In a few words: Gladiator light.
In a few more words: Jerry Bruckheimer can say what he wants about this movie being King Arthur's true story, I've always though he was after "Gladiator Part Two" when he produced this movie. Compared with "Gladiator", it sure falls short, but it's not as bad as people said in its time.
Starting with the good things, the script is not half bad. It comes from "Gladiator"'s auteur David Franzoni. It's not memorable, true, as it is packed with lots of empty talk about "honor", "freedom" and all that mumbo-jumbo modern filmmakers feel it's obligatory to stuff into present-day epics. But on the other hand, its take on the "real" King Arthur is quite refreshing, and Franzoni seems to have noticed the pace problems in "Gladiator" and acts accordingly: what few politics the film has, they are placed at the beginning, and the big battle comes at the end, as it should be.

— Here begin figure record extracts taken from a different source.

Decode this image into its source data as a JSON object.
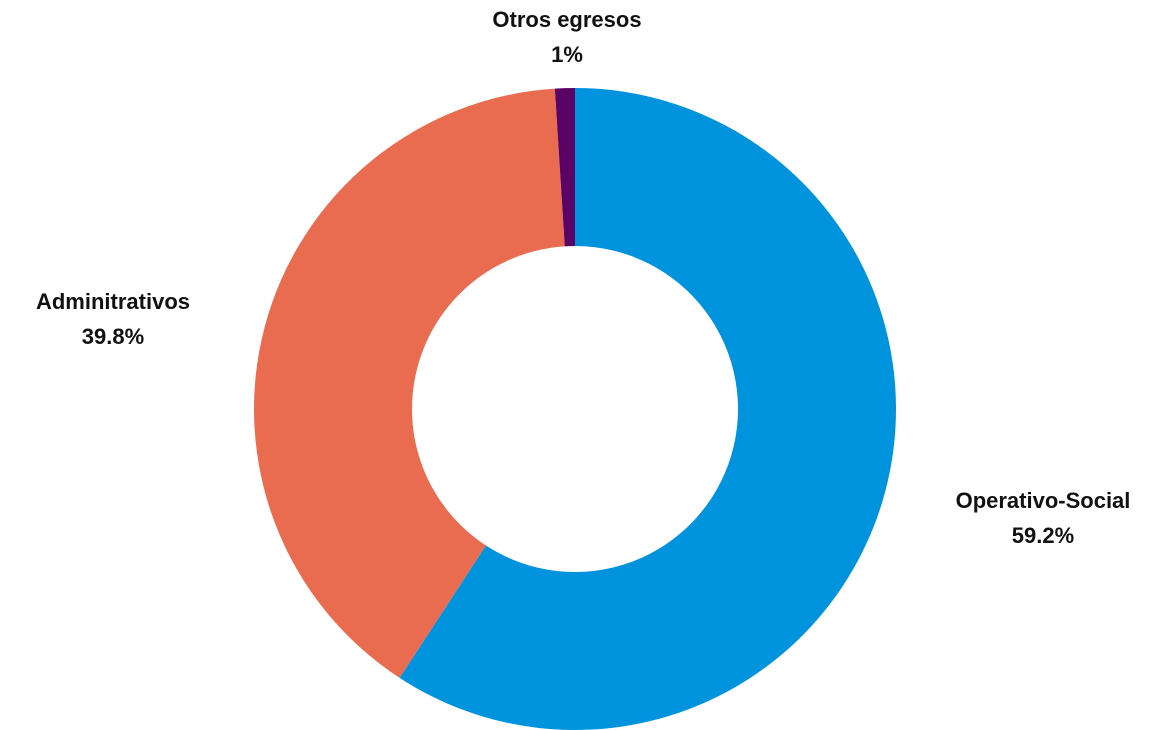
{
  "chart_data": {
    "type": "pie",
    "donut": true,
    "title": "",
    "legend": "none",
    "slices": [
      {
        "label": "Operativo-Social",
        "value": 59.2,
        "display": "59.2%",
        "color": "#0093DD"
      },
      {
        "label": "Adminitrativos",
        "value": 39.8,
        "display": "39.8%",
        "color": "#EA6C50"
      },
      {
        "label": "Otros egresos",
        "value": 1,
        "display": "1%",
        "color": "#5A0265"
      }
    ]
  }
}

Then there's the question of Antoine Fuqua. Fuqua is a good director when it comes to action, and that shows here. But he's not Ridley Scott, and his attempts at visual panache fall quite short here, even when he adopts Scott's visual conventions, such as tinted cinematography, snowy landscapes and so on. Yes, of course, the film is spectacular enough, but can't touch Scott's eye for eye candy.
But, more annoyingly, he fails to do much with everything else but the action sequences. The actors are left on their own (Clive Owen has never been so wooden, and only his companions are a bit better) and can't overcome their poorly scripted characters and stilted dialogue. No matter what goes on, everything feels damn flat and passionless, and unless the viewer does a personal effort the film ends up being boring.
So, anything new or surprising here, for those who have seen "Gladiator"? Not much, I'm afraid, although there are worse guy movies around. The only really surprising bit came from an unexpected Christian-bashing subtext, which could be either another trace of modern contamination (a reaction to the revival of Christian fundamentalism?) or may actually have some historical basis: I once met a Roman history teacher who claimed that the adoption of Christianism wounded the Roman civilisation and was one of the causes of its downfall.
When the camera pans down, you can actually see a kneeled Keira Knightley for a split second.
Did anybody just say "mosquito bites"?!!!